Eine ihrer vielleicht besonders diskussionswürdigen Thesen lautet, dass mit der Gestalt des Terroristen eine neuer „Akteur“ im Diskurs konstruiert wird. Hier wäre vielleicht ein kurzer Exkurs über das Verhältnis der Figur des „Terroristen“ und des „Partisanen“ wünschenswert gewesen, da nach der oberflächlichen Betrachtung eine dichte Nähe zwischen beiden Figuren besteht.

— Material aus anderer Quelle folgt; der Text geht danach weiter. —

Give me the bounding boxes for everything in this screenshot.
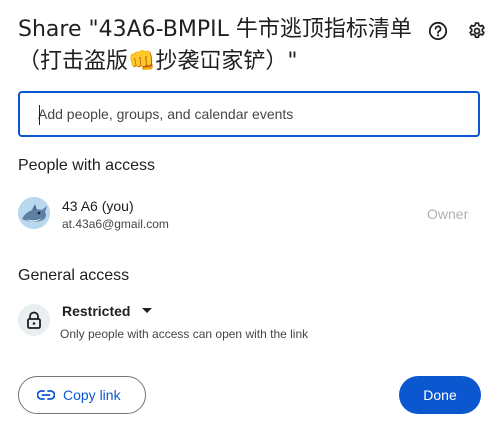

Trotz einzelner Kritikpunkte ist diese Arbeit ein wichtiger und weiterführender Beitrag für den politikwissenschaftlichen Diskurs. Er verdeutlich erneut, wie das Konstrukt von Geschlecht auch in den Bereich der Internationalen Beziehungen hineinreicht, und führt zu diskussionswürdigen Ergebnissen. Sie verdeutlicht in welchem Masse Geschlechtskonstruktionen bei der Legitimierung von politischem Handeln genutzt werden. Sie verdeutlicht darüber hinaus u.a., wie die zur Legitimation des Afghanistankrieges verwendete Legitimationsmuster des Kampfes gegen die Unterdrückung der Frau und die Homophobie zu einer Kaschierung selbiger im eigenen Land führen. Insgesamt ist es aber eine sehr aufschlussreiche und wichtige Veröffentlichung, die einen wichtigen Zusammenhang in der Logik und Feindkonstruktionen beleuchtet.